In December 2009, the chief justice of the Supreme Court, Iftikhar Muhammad Chaudhary, ordered the Pakistani government to create a ‘third gender’ category on all national identity cards and to make the police directly accountable for any discrimination against transgendered individuals. Such individuals are also given a legal right to inheritance of property that was previously divided based on gender under the Muslim Family Laws Ordinance. For a highly conservative Islamic society where transgendered individuals have at best been pitied and marginalised, this was a revolutionary ruling that augured well for a country that is so painfully wrestling with modernity. Yet, as the polarised reaction to Bol shows, we still have a long way to go before we can reconcile sexual pluralism with religious observance.
Gender politics are central to reformation efforts in any society because sexual norms are the most personal and persistent traits where discrimination can elude pluralism. The Muslim states of the Gulf, particularly Saudi Arabia, manifest this asymmetry with their ostensibly modern infrastructure but have an inertial stance on gender politics. Indonesia, Pakistan and Bangladesh, which now rank as the world’s three largest Muslim countries, have exhibited a perplexing ambivalence on issues of women’s rights that appear to be stratified by class. On the one hand, all three countries have boasted women heads of state in their recent history and have leading women’s rights activists. On the other hand, the status of women in rural communities in all these states remains highly constrained by conservative norms.
Beyond the status of women, the rights of transgendered individuals is an even more difficult issue for Muslim countries to consider. The challenge has been the strong taboo against homosexuality in Islam, similar to fundamentalist traditions in most other religions as well. Eunuchs and transgendered individuals were immune from much of this taboo because there was no blame ascribed to their sexual preferences. Religious scholars could also give these individuals a pass because it could be argued that they were simply ‘victims’ of biological abnormalities or of extenuating social circumstances which may have led them to be castrated at birth.
The Pakistani Supreme Court ruling in this regard is perhaps a modest step in considering the complex nature of sexuality but without addressing the underlying issue of voluntary sexual preferences. Indeed, the court could not possibly address those more perplexing questions, such as ‘gay marriage’, because the Pakistani penal code still has clear injunctions against homosexuality and prison sentences against such ‘unnatural acts’ of up to 10 years. Sharia courts can have more stringent corporal punishments in this context as well.
However, it is also important to note that affection between men in Muslim societies can have non-sexual manifestations that are often misinterpreted by western commentators because of their own cultural biases.
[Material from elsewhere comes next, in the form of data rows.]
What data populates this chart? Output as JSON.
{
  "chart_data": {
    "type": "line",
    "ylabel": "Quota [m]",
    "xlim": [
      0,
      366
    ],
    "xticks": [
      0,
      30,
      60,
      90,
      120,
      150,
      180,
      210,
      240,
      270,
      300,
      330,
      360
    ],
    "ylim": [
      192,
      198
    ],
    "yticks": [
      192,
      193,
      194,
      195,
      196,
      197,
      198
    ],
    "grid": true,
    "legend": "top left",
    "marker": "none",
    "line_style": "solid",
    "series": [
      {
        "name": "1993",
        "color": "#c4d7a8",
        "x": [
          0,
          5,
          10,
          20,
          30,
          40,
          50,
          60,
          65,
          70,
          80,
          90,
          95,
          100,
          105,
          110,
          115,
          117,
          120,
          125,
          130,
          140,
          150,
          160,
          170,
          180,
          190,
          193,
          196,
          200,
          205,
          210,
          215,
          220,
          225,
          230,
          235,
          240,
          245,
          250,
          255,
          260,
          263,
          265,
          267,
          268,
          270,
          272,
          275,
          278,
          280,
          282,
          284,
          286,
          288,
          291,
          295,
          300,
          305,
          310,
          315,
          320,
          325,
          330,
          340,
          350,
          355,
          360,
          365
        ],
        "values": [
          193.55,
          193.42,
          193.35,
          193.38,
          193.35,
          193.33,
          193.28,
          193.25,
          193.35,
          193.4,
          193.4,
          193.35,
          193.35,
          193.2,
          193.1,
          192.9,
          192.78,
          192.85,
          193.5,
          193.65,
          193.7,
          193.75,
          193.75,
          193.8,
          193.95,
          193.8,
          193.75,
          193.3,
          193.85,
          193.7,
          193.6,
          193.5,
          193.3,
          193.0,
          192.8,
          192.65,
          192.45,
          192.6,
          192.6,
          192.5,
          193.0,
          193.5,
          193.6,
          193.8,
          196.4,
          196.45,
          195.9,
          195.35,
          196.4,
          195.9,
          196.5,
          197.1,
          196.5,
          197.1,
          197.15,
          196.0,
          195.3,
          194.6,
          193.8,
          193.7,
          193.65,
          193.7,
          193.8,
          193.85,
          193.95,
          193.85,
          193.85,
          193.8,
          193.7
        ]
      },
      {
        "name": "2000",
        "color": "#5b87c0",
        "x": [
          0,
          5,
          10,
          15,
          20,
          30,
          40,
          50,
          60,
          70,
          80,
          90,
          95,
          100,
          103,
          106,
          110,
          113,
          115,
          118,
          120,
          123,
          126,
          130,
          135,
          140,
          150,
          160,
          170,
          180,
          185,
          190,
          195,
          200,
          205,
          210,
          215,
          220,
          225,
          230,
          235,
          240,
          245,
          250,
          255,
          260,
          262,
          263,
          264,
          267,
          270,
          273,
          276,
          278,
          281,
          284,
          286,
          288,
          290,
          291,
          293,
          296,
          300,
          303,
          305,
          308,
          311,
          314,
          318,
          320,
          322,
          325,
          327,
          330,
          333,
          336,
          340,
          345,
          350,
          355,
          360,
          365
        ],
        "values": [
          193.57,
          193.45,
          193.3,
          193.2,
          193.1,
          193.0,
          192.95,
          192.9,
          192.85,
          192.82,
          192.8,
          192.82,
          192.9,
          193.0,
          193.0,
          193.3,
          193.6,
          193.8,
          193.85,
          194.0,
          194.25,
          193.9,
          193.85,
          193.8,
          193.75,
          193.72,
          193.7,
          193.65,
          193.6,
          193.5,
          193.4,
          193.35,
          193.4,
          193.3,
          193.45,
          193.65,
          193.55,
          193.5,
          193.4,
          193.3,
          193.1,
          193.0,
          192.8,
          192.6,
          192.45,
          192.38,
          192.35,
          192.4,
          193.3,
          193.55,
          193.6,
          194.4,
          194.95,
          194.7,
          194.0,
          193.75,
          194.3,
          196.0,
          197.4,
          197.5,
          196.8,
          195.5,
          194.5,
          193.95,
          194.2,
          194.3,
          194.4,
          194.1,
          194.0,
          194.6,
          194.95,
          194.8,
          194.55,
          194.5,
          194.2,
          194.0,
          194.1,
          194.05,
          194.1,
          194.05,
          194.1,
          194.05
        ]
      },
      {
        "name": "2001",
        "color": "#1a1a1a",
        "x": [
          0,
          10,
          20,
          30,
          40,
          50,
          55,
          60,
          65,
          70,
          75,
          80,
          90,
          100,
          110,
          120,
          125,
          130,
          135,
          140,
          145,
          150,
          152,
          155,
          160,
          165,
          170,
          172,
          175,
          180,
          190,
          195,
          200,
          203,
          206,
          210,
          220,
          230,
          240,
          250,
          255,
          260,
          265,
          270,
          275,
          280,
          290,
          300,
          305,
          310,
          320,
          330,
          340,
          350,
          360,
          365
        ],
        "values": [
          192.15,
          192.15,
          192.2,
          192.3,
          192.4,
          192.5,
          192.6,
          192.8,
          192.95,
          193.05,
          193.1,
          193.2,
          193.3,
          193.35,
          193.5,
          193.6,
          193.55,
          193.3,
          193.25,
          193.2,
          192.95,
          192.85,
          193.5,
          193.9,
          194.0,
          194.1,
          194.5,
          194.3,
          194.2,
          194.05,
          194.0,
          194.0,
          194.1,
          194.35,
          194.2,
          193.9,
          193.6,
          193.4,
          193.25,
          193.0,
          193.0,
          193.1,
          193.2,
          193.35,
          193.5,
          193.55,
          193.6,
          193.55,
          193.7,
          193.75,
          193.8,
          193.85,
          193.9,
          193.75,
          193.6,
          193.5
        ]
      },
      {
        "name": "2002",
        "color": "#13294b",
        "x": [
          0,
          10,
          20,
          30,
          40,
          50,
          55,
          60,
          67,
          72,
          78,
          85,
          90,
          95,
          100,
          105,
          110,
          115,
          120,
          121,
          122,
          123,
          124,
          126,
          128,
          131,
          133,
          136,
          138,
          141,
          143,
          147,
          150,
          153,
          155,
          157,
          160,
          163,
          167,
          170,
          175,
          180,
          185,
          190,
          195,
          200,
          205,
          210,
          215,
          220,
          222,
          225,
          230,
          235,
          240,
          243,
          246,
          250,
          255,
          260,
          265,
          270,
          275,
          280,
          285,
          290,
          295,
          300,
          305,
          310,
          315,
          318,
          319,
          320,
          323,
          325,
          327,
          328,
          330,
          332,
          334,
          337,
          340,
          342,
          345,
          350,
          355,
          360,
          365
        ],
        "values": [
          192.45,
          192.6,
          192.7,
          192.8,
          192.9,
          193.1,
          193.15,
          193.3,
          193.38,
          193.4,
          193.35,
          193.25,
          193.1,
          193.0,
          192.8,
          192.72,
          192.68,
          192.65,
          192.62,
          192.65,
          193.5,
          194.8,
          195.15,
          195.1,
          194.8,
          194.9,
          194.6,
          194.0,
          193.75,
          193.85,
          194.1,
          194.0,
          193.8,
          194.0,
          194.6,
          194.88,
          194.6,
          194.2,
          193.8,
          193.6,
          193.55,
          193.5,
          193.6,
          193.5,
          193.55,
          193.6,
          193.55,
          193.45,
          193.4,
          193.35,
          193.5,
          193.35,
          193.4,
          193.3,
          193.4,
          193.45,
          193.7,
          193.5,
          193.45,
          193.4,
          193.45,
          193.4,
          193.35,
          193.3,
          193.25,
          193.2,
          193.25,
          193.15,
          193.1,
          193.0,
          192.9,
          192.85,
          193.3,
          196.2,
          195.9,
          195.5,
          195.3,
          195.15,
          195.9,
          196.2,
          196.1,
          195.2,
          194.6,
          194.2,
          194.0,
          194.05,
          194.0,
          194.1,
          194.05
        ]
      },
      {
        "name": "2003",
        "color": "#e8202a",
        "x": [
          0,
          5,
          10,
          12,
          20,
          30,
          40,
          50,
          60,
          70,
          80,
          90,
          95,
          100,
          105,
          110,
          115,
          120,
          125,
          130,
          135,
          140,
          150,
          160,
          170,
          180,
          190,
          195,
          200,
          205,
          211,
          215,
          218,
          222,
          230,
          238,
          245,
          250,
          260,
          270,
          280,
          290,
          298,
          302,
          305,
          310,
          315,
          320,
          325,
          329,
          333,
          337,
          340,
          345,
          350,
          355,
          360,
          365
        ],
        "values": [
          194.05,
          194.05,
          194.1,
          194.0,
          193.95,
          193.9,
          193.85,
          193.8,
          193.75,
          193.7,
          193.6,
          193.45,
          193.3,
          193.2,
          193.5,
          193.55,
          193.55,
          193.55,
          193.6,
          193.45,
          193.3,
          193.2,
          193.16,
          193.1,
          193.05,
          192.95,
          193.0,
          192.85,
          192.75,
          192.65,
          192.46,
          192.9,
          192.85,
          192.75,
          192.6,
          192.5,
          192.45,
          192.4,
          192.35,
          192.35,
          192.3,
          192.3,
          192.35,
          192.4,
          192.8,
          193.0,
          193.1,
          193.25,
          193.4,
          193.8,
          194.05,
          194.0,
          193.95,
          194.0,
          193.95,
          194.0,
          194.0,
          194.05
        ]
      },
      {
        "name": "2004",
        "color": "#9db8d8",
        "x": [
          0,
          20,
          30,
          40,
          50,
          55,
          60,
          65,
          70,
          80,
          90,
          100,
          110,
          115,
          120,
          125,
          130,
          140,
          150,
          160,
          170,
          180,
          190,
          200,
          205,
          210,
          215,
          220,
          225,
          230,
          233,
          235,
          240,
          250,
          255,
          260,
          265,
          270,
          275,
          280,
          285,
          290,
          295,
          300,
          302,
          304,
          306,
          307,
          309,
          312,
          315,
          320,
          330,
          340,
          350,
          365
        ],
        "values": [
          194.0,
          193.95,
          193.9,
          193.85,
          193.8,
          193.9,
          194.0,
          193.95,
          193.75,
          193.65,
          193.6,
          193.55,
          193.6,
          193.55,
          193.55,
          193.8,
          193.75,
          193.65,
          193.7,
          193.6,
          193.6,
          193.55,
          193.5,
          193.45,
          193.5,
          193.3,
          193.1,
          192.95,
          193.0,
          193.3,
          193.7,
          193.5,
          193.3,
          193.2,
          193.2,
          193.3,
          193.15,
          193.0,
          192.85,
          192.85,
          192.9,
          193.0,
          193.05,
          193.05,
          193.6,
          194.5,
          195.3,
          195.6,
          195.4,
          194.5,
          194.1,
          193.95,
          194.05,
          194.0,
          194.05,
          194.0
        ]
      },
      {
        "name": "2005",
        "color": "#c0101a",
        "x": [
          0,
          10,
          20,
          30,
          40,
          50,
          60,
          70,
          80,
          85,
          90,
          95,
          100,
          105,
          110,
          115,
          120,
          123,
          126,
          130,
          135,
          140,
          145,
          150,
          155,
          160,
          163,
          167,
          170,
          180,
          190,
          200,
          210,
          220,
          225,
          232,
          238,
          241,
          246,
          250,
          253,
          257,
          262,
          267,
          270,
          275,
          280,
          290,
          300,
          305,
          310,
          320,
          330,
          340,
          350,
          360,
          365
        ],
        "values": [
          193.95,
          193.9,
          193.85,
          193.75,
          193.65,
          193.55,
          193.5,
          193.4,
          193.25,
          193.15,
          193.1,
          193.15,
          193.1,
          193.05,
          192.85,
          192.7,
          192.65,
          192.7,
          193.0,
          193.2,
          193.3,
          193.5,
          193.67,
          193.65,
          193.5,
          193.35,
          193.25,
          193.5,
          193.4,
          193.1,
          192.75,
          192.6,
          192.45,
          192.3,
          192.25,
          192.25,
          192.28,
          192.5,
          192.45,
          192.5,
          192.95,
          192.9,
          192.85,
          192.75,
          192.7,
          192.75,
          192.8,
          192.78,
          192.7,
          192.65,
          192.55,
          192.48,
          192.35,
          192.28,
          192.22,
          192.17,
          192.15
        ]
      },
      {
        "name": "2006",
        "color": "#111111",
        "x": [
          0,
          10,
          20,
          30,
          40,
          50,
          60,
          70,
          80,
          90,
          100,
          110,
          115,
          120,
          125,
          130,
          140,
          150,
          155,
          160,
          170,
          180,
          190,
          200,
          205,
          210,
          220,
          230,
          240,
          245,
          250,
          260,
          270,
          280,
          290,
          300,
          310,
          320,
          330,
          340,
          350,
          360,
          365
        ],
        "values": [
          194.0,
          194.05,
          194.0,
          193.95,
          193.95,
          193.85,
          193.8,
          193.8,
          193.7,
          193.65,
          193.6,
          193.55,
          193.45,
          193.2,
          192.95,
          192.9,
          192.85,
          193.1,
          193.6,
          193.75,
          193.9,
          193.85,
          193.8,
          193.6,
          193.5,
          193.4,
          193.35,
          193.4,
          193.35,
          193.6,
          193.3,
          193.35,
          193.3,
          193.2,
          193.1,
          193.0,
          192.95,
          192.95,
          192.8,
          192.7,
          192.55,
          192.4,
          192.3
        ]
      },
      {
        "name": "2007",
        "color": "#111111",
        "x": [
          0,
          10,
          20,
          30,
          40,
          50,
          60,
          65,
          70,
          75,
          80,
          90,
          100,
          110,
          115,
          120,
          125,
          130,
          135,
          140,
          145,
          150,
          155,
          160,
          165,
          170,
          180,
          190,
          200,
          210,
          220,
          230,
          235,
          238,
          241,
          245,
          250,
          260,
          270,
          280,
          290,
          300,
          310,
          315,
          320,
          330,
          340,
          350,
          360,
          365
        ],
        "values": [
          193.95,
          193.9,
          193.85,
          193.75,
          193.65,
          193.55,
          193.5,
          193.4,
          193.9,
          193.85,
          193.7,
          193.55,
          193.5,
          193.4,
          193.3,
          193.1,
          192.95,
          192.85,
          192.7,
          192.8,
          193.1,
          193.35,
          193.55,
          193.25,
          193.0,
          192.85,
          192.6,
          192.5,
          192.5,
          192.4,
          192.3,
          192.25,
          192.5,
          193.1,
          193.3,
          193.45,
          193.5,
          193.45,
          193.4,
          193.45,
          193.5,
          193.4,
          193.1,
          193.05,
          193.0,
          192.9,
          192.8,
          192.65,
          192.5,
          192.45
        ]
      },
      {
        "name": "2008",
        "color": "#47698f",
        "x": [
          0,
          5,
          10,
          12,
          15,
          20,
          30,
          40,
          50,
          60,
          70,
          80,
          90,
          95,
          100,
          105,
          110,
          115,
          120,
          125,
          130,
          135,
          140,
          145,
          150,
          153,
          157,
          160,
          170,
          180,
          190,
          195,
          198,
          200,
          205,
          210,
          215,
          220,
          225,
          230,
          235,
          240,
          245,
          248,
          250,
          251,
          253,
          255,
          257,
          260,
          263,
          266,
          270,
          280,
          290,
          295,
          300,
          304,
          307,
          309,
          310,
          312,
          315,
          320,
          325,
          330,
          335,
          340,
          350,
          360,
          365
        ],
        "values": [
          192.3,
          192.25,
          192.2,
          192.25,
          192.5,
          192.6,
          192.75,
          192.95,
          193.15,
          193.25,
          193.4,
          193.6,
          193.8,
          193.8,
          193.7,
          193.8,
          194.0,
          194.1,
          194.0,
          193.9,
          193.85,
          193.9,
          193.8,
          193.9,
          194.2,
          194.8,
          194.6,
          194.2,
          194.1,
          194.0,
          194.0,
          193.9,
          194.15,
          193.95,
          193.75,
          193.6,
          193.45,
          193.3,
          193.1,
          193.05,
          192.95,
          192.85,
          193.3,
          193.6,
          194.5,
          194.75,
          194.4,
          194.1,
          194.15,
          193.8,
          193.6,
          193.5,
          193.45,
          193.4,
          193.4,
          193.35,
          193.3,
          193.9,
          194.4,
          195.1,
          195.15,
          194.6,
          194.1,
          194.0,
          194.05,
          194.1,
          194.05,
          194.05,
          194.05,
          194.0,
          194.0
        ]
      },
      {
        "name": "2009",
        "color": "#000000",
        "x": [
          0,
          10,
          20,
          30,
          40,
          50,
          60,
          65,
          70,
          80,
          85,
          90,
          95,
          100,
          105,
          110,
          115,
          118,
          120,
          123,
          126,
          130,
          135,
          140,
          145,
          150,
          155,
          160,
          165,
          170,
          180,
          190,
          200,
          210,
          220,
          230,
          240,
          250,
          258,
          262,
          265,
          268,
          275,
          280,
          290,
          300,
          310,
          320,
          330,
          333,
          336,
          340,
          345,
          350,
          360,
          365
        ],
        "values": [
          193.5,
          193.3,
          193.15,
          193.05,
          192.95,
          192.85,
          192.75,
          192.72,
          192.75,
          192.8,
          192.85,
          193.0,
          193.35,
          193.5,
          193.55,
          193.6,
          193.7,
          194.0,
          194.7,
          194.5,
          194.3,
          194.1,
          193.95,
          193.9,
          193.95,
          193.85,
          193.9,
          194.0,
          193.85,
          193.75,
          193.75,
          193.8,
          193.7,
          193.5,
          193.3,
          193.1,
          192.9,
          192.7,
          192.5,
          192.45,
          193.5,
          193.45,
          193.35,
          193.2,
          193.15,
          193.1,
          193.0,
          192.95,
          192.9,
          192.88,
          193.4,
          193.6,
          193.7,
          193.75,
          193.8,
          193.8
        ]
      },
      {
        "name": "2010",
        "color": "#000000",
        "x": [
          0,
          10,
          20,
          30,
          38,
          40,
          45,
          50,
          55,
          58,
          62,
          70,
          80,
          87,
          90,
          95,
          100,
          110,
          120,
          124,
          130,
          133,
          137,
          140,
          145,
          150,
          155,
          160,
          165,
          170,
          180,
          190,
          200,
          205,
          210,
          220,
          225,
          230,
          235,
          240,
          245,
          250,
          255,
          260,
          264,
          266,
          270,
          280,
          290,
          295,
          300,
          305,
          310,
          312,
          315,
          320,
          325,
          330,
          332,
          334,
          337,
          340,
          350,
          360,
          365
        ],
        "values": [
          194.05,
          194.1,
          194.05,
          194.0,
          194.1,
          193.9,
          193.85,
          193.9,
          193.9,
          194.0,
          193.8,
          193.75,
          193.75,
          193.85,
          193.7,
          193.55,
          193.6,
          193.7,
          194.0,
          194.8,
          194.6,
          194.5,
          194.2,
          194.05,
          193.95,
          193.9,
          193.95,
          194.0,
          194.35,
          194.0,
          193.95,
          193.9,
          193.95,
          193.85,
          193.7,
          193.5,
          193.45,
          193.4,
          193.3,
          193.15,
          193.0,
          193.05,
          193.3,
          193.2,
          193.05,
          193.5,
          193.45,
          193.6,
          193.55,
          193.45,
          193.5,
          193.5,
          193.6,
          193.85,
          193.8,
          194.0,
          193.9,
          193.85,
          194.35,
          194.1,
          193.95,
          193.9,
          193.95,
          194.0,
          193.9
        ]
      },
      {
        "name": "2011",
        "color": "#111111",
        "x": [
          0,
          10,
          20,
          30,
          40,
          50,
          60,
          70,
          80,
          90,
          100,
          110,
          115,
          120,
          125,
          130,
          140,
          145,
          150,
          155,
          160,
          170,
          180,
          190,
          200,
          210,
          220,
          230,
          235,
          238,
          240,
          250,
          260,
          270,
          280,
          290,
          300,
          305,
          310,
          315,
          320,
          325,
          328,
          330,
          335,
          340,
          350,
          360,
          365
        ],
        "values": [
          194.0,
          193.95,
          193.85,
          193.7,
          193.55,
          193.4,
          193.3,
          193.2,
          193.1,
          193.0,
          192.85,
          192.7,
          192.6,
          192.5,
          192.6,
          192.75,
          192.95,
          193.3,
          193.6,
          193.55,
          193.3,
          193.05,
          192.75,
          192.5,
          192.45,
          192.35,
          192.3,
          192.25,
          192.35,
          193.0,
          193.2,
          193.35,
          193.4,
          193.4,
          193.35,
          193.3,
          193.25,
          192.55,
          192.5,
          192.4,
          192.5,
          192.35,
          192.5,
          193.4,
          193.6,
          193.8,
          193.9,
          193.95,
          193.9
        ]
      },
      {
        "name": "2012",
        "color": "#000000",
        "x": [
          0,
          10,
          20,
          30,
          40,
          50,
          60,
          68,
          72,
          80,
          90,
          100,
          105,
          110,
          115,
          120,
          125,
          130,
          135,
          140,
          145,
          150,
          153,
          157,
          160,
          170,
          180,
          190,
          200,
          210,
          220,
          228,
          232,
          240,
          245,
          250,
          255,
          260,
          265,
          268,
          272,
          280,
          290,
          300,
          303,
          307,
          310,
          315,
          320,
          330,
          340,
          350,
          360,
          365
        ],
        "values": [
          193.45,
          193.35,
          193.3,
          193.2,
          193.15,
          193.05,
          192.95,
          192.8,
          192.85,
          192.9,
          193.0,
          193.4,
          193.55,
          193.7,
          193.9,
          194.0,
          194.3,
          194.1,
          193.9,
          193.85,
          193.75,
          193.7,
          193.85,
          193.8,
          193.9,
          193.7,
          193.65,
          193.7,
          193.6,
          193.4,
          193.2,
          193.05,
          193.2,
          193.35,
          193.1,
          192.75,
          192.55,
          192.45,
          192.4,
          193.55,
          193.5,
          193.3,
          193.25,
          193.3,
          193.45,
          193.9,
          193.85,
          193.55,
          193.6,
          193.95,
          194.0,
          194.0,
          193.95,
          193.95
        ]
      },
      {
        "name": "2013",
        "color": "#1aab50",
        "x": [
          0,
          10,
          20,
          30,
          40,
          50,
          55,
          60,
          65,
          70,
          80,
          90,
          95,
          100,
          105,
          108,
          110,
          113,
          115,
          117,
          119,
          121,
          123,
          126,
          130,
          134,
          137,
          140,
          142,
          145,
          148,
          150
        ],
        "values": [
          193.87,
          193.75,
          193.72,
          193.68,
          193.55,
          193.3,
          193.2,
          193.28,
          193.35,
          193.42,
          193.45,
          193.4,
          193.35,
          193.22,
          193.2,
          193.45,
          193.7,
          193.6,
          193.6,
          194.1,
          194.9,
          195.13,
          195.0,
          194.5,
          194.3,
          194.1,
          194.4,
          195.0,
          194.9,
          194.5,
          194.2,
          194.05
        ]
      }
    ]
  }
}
For example, embracing and kissing each other on the cheeks that is common among Arab males, or holding hands that is common among South Asian males, are practices that do not have any sexual underpinnings.
So where does all this leave us in terms of reconciling pluralism in Muslim societies? Deeply entrenched beliefs about human behaviour can take generations to change, but the fact that Pakistani courts and filmmakers alike are willing to engage with some of these imponderable questions of identity and human rights is encouraging and deserves to be applauded.
Published in The Express Tribune, July 4th, 2011.